Como lidar com o pânico que bate quando você ganha uma planta e não tem a menor ideia de como cuidar dela

– Por Carol Costa

Mal abri a mala de viagem, dei de cara com elas. No meio da roupa passada, socadas entre lençóis e jeans, estavam três mudas de plantas enroladas em papel higiênico.

Era 1998, eu estudava jornalismo em São Paulo e, como toda universitária duranga, levava roupas para lavar na casa da minha mãe – ainda que isso significasse viajar de ônibus por 300 km com uma mala de meias e camisetas sujas. Eu nem sonhava que me tornaria jardineira, então, imagine o pânico que senti ao encontrar plantinhas órfãs, amarfanhadas e desconhecidas no meio da mala.

– Mãe, vieram umas plaaaantas nas minhas coisas, disse, no primeiro telefonema para Araraquara, reforçando o “plantas” como quem falaria “lesma” ou “gosma”.

– Faz de conta que é o quintal aqui de casa, filha. Assim você não fica tão sozinha em São Paulo.

E foi tudo. Dona Bia desligou e eu fiquei olhando aqueles serzinhos mínimos, sobre os quais eu nada sabia. Peguei um potinho de iogurte que lavei muito a contragosto e enfiei as três mudas na água. Dias depois, a água começou a cheirar mal. Uma das plantas tinha morrido e tombava marrom e mole. A outra havia enchido o pote de raízes. E a terceira continuava igual, com seu par de folhas intacto. Achei aquilo curioso. Como as mesmas condições poderiam gerar resultados tão diferentes?

Joguei o potinho fora, lavei as raízes da muda que tinha se desenvolvido e logo senti um cheiro penetrante. Eu podia não saber nada de jardinagem, mas meu nariz tinha certeza absoluta do que era aquela muda. Lembrei do canteiro da minha mãe, uma baguncinha onde hortelãs nasciam como mato no meio do tinhorão, de pezinhos de morango, de touceiras de avenca e renda-portuguesa. Deu saudade de casa, uma dor de não ter mais ninho.

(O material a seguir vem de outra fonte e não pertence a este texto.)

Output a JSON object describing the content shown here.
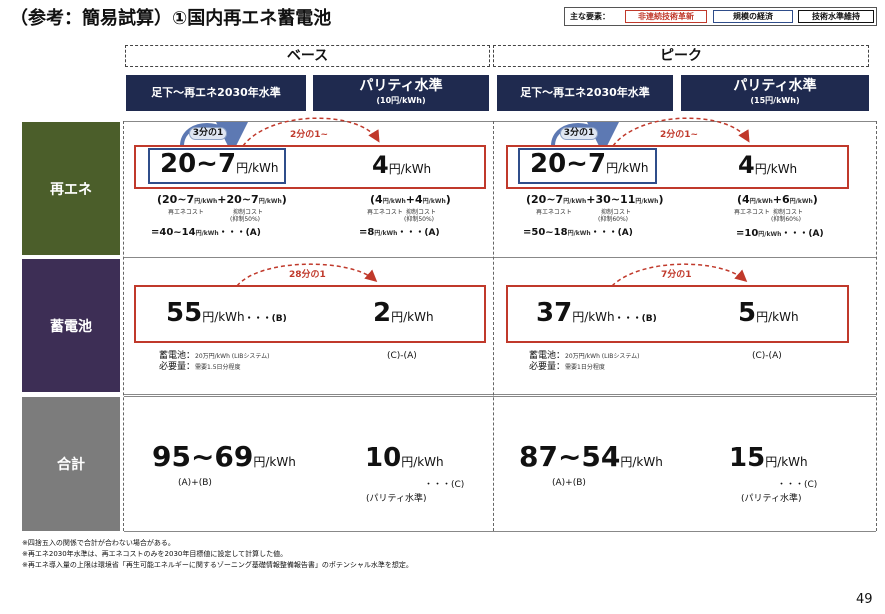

E me caiu a ficha: eu era como aquelas mudas, desgarrada da planta-mãe, tendo de enraizar por minha conta e risco por esse mundão. Se para mim tudo já era difícil, imagine para elas que não tinham feito vestibular, nem brigado com o pai pra escolher onde cursar uma faculdade.

Plantei a hortelã numa bandeja de isopor, com terra roubada do canteiro do prédio, e dei uma olhada na outra sobrevivente. Ela não tinha cheiro nenhum, mas suas folhas duras e envernizadas pareciam de plástico, manchadas de verde-claro e amarelo. Do caule seco, brotou uma verruga, que cresceu e gerou uma raiz grossa como uma caneta.

O caule foi ficando maior e a planta começou a espichar um broto, dobrando a quantidade de folhas em questão de dias. Do nada, começou a crescer e tombar para fora do copo, depois, do jarro, depois da bandejinha. Parecia um cachorro vira-lata que a gente pega na rua sem saber no que vai dar e o bicho fica tão grande que não cabe mais na casinha.

Finalmente fui ao supermercado e trouxe de lá o maior vaso que meu salário de jovem aprendiz permitia. Plantei as duas irmãs juntas, mas a segunda não gostava de ficar ali. Sempre que podia, lançava seus brotos pra fora, se enroscando qual cobra em torno do vaso, subindo pela parede que nem uma lagartixa desengonçada. Os meses se passaram e eu fui ganhando mais mudas a cada ida para Araraquara. O vasão logo virou vasinho. A hortelã secou, foi podada, reviveu, secou de novo. E a trepadeira continuava a subir, teimosa e desobediente, como a aranha da música infantil. Eu punha água quando lembrava, adubava quando não esquecia, trazia plantas pra casa sem a menor cerimônia.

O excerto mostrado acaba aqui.